Он помялся на месте – и нерешительно протянул руку вперед. Санин быстро приблизился к нему – и пожал ее. Оба молодых человека с улыбкой поглядели друг на друга – и лица у обоих покрылись краской.
– Bravi! bravi! – внезапно, как сумасшедший, загорланил Панталеоне и, хлопая в ладоши, турманом выбежал из-за куста; а доктор, усевшийся в стороне, на срубленном дереве, немедленно встал, вылил воду из кувшина – и пошел, лениво переваливаясь, к опушке леса.
– Честь удовлетворена – и дуэль кончена! – провозгласил фон Рихтер.
– Fuori! (фора!) – по старой памяти, еще раз гаркнул Панталеоне.
* * *Разменявшись поклонами с г-ми офицерами и садясь в карету, Санин, правда, ощущал во всем существе своем если не удовольствие, то некоторую легкость, как после выдержанной операции; но и другое чувство зашевелилось в нем, чувство, похожее на стыд… Фальшью, заранее условленной казенщиной, обыкновенной офицерской, студенческой штукой показался ему поединок, в котором он только что разыграл свою роль. Вспомнил он флегматического доктора, вспомнил, как он улыбнулся – то есть сморщил нос, когда увидел его выходившего из лесу чуть не под руку с бароном Дёнгофом. А потом, когда Панталеоне выплачивал тому же доктору следуемые ему четыре червонца… Эх! нехорошо что-то!

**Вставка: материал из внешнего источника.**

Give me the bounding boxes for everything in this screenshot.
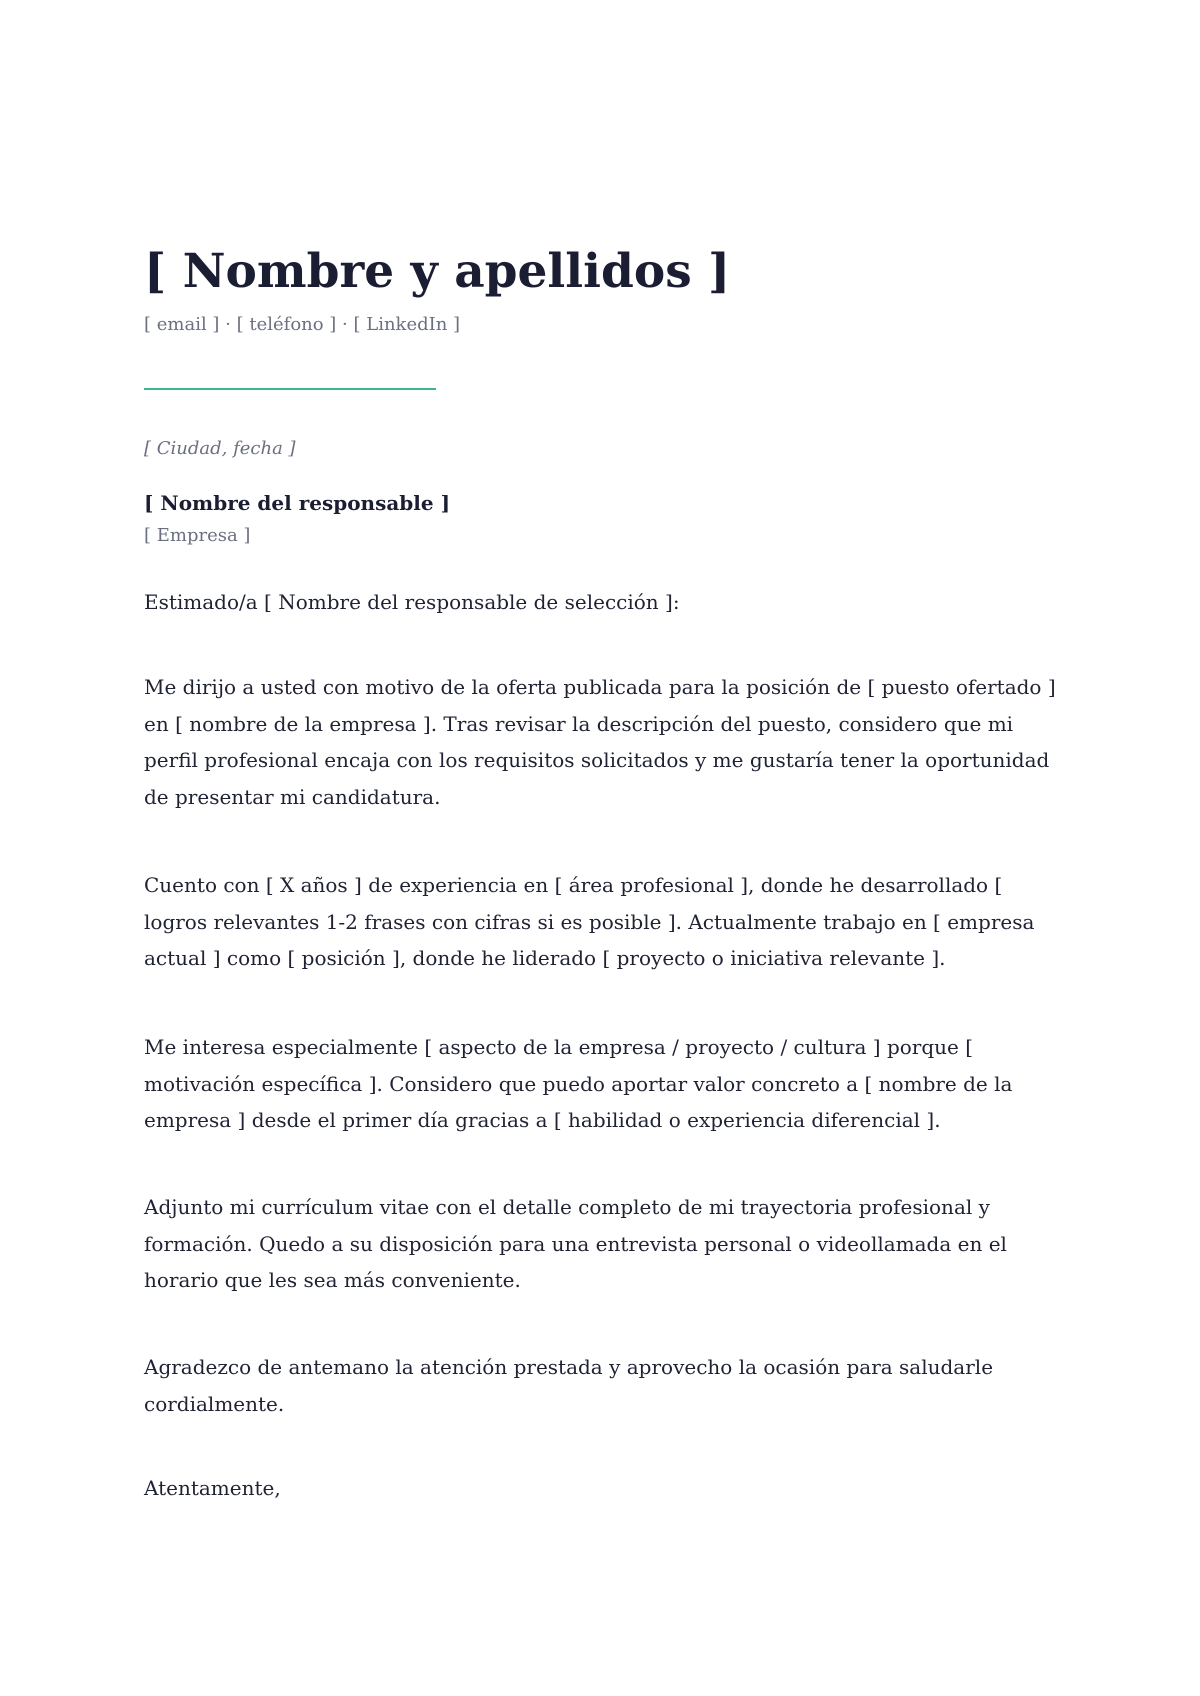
applicant-name: [ Nombre y apellidos ]	[144, 244, 731, 299]
contact-line: [ email ] · [ teléfono ] · [ LinkedIn ]	[144, 314, 461, 335]
accent-divider	[144, 388, 436, 390]
recipient-company: [ Empresa ]	[144, 525, 251, 546]
body-paragraph-3: Me interesa especialmente [ aspecto de la empresa / proyecto / cultura ] porque [ motivación específica ]. Considero que puedo aportar valor concreto a [ nombre de la empresa ] desde el primer día gracias a [ habilidad o experiencia diferencial ].	[144, 1035, 1013, 1132]
body-paragraph-4: Adjunto mi currículum vitae con el detalle completo de mi trayectoria profesional y formación. Quedo a su disposición para una entrevista personal o videollamada en el horario que les sea más conveniente.	[144, 1195, 1007, 1292]
recipient-name: [ Nombre del responsable ]	[144, 491, 451, 515]
place-date: [ Ciudad, fecha ]	[144, 438, 296, 459]
closing: Atentamente,	[144, 1476, 281, 1500]
salutation: Estimado/a [ Nombre del responsable de selección ]:	[144, 590, 680, 614]
body-paragraph-2: Cuento con [ X años ] de experiencia en [ área profesional ], donde he desarrollado [ logros relevantes 1-2 frases con cifras si es posible ]. Actualmente trabajo en [ empresa actual ] como [ posición ], donde he liderado [ proyecto o iniciativa relevante ].	[144, 873, 1035, 970]
body-paragraph-1: Me dirijo a usted con motivo de la oferta publicada para la posición de [ puesto ofertado ] en [ nombre de la empresa ]. Tras revisar la descripción del puesto, considero que mi perfil profesional encaja con los requisitos solicitados y me gustaría tener la oportunidad de presentar mi candidatura.	[144, 675, 1056, 809]
body-paragraph-5: Agradezco de antemano la atención prestada y aprovecho la ocasión para saludarle cordialmente.	[144, 1355, 994, 1416]
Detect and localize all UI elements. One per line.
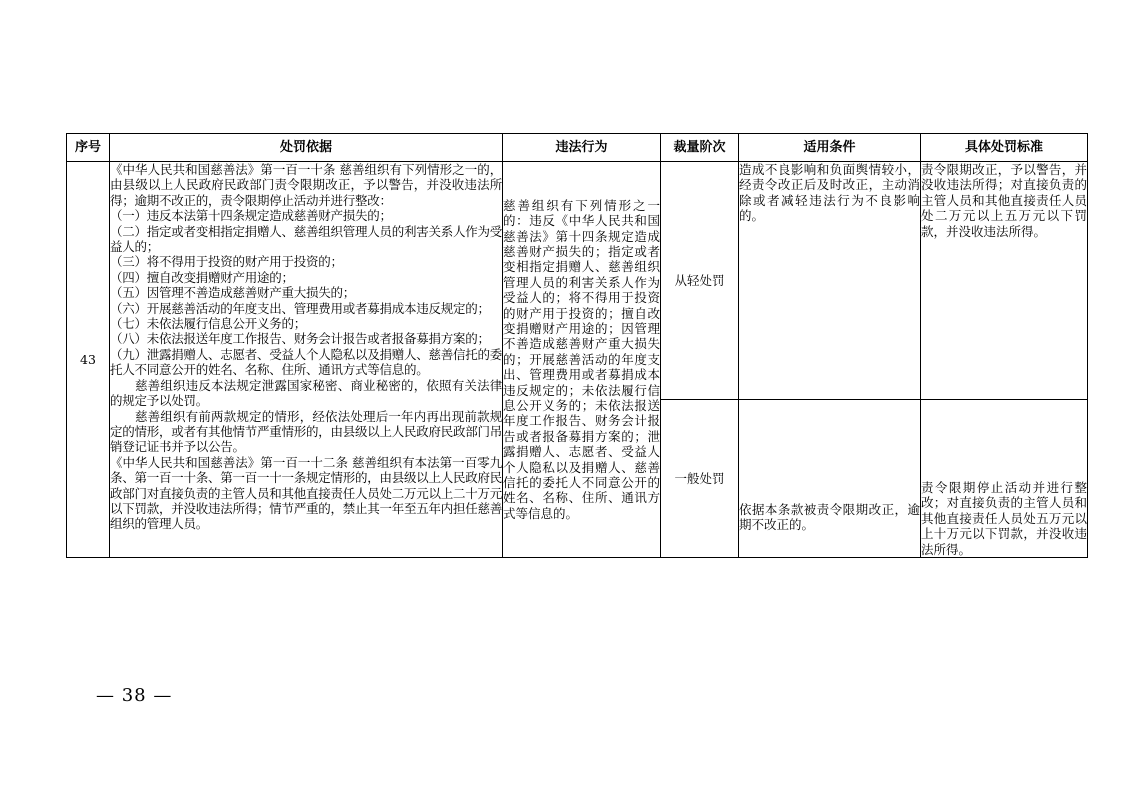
level-general: 一般处罚 <box>661 400 739 558</box>
basis-paragraph: （一）违反本法第十四条规定造成慈善财产损失的； <box>110 208 392 224</box>
level-lenient: 从轻处罚 <box>661 162 739 400</box>
basis-paragraph: 慈善组织有前两款规定的情形，经依法处理后一年内再出现前款规定的情形，或者有其他情节严重情形的，由县级以上人民政府民政部门吊销登记证书并予以公告。 <box>110 408 503 455</box>
header-behavior: 违法行为 <box>503 134 661 162</box>
basis-paragraph: （五）因管理不善造成慈善财产重大损失的； <box>110 285 356 301</box>
basis-paragraph: （六）开展慈善活动的年度支出、管理费用或者募捐成本违反规定的； <box>110 300 490 316</box>
basis-paragraph: （四）擅自改变捐赠财产用途的； <box>110 269 294 285</box>
header-basis: 处罚依据 <box>110 134 503 162</box>
header-level: 裁量阶次 <box>661 134 739 162</box>
basis-paragraph: 《中华人民共和国慈善法》第一百一十二条 慈善组织有本法第一百零九条、第一百一十条、第一百一十一条规定情形的，由县级以上人民政府民政部门对直接负责的主管人员和其他直接责任人员处二万元以上二十万元以下罚款，并没收违法所得；情节严重的，禁止其一年至五年内担任慈善组织的管理人员。 <box>110 454 503 532</box>
table-header-row <box>67 134 1088 162</box>
standard-lenient: 责令限期改正，予以警告，并没收违法所得；对直接负责的主管人员和其他直接责任人员处二万元以上五万元以下罚款，并没收违法所得。 <box>921 162 1088 400</box>
page-number: — 38 — <box>96 685 173 706</box>
row-seq: 43 <box>67 162 110 558</box>
condition-lenient: 造成不良影响和负面舆情较小，经责令改正后及时改正，主动消除或者减轻违法行为不良影响的。 <box>739 162 921 400</box>
table-row <box>67 162 1088 400</box>
basis-paragraph: （九）泄露捐赠人、志愿者、受益人个人隐私以及捐赠人、慈善信托的委托人不同意公开的姓名、名称、住所、通讯方式等信息的。 <box>110 346 503 378</box>
basis-paragraph: （二）指定或者变相指定捐赠人、慈善组织管理人员的利害关系人作为受益人的； <box>110 223 503 255</box>
penalty-standard-table <box>66 133 1088 558</box>
standard-general: 责令限期停止活动并进行整改；对直接负责的主管人员和其他直接责任人员处五万元以上十万元以下罚款，并没收违法所得。 <box>921 400 1088 558</box>
header-standard: 具体处罚标准 <box>921 134 1088 162</box>
basis-paragraph: 《中华人民共和国慈善法》第一百一十条 慈善组织有下列情形之一的，由县级以上人民政府民政部门责令限期改正，予以警告，并没收违法所得；逾期不改正的，责令限期停止活动并进行整改： <box>110 162 502 208</box>
condition-general: 依据本条款被责令限期改正，逾期不改正的。 <box>739 400 921 558</box>
basis-paragraph: （八）未依法报送年度工作报告、财务会计报告或者报备募捐方案的； <box>110 331 490 347</box>
header-seq: 序号 <box>67 134 110 162</box>
header-condition: 适用条件 <box>739 134 921 162</box>
basis-paragraph: 慈善组织违反本法规定泄露国家秘密、商业秘密的，依照有关法律的规定予以处罚。 <box>110 377 502 409</box>
violation-behavior-cell: 慈善组织有下列情形之一的：违反《中华人民共和国慈善法》第十四条规定造成慈善财产损失的；指定或者变相指定捐赠人、慈善组织管理人员的利害关系人作为受益人的；将不得用于投资的财产用于投资的；擅自改变捐赠财产用途的；因管理不善造成慈善财产重大损失的；开展慈善活动的年度支出、管理费用或者募捐成本违反规定的；未依法履行信息公开义务的；未依法报送年度工作报告、财务会计报告或者报备募捐方案的；泄露捐赠人、志愿者、受益人个人隐私以及捐赠人、慈善信托的委托人不同意公开的姓名、名称、住所、通讯方式等信息的。 <box>503 162 661 558</box>
basis-paragraph: （七）未依法履行信息公开义务的； <box>110 316 307 332</box>
basis-paragraph: （三）将不得用于投资的财产用于投资的； <box>110 254 343 270</box>
penalty-basis-cell <box>110 162 503 558</box>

Да; Санину было немножко совестно и стыдно… хотя, с другой стороны, что же ему было сделать? Не оставлять же без наказания дерзости молодого офицера, не уподобиться же г-ну Клюберу? Он заступился за Джемму, он защитил ее… Оно так; а все-таки у него скребло на душе, и было ему совестно, и даже стыдно.
Зато Панталеоне – просто торжествовал! Им внезапно обуяла гордость. Победоносный генерал, возвращающийся с поля выигранной им битвы, не озирался бы с большим самодовольствием. Поведение Санина во время поединка наполняло его восторгом. Он величал его героем – и слышать не хотел его увещаний и даже просьб. Он сравнивал его с монументом из мрамора или бронзы – со статуей командора в «Дон-Жуане»! Про самого себя он сознавался, что почувствовал некоторое смятение. «Но ведь я артист, – заметил он, – у меня натура нервозная, а вы – сын снегов и скал гранитных».
Санин решительно не знал, как ему унять расходившегося артиста.
* * *Почти на том же самом месте дороги, где часа два тому назад они настигли Эмиля, – он снова выскочил из-за дерева и с радостным криком на губах, помахивая картузом над головою и подпрыгивая, бросился прямо к карете, чуть-чуть не попал под колеса и, не дожидаясь, чтобы лошади остановились, вскарабкался через закрытые дверцы – и так и впился в Санина.
– Вы живы, вы не ранены! – твердил он. – Простите меня, я не послушался вас, я не вернулся во Франкфурт… Я не мог! Яждал вас здесь… Расскажите мне, как это было? Вы… убили его?
Санин с трудом успокоил и усадил Эмиля.
Многоглаголиво, с видимым удовольствием сообщил ему Панталеоне все подробности поединка и, уж конечно, не преминул снова упомянуть о монументе из бронзы, о статуе командора! Он даже встал с своего места и, растопырив ноги, для удержания равновесия, скрестив на груди руки и презрительно скосясь через плечо – воочию представлял командора-Санина! Эмиль слушал с благоговением, изредка прерывая рассказ восклицанием или быстро приподнимаясь и столь же быстро целуя своего героического друга.
Колеса кареты застучали о мостовую Франкфурта – и остановились наконец перед гостиницей, в которой жил Санин.
В сопровождении своих двух спутников взбирался он по лестнице во второй этаж – как вдруг из темного коридорчика проворными шагами вышла женщина: лицо ее было покрыто вуалью; она остановилась перед Саниным, слегка пошатнулась, вздохнула трепетно, тотчас же побежала вниз на улицу – и скрылась, к великому изумлению кельнера, который объявил, что «эта дама более часа ожидала возвращения господина иностранца». Как ни мгновенно было ее появление, Санин успел узнать в ней Джемму. Он узнал ее глаза под плотным шелком коричневой вуали.
– Разве фрейлейн Джемме было известно… – протянул он недовольным голосом, по-немецки, обратившись к Эмилю и Панталеоне, которые шли за ним по пятам.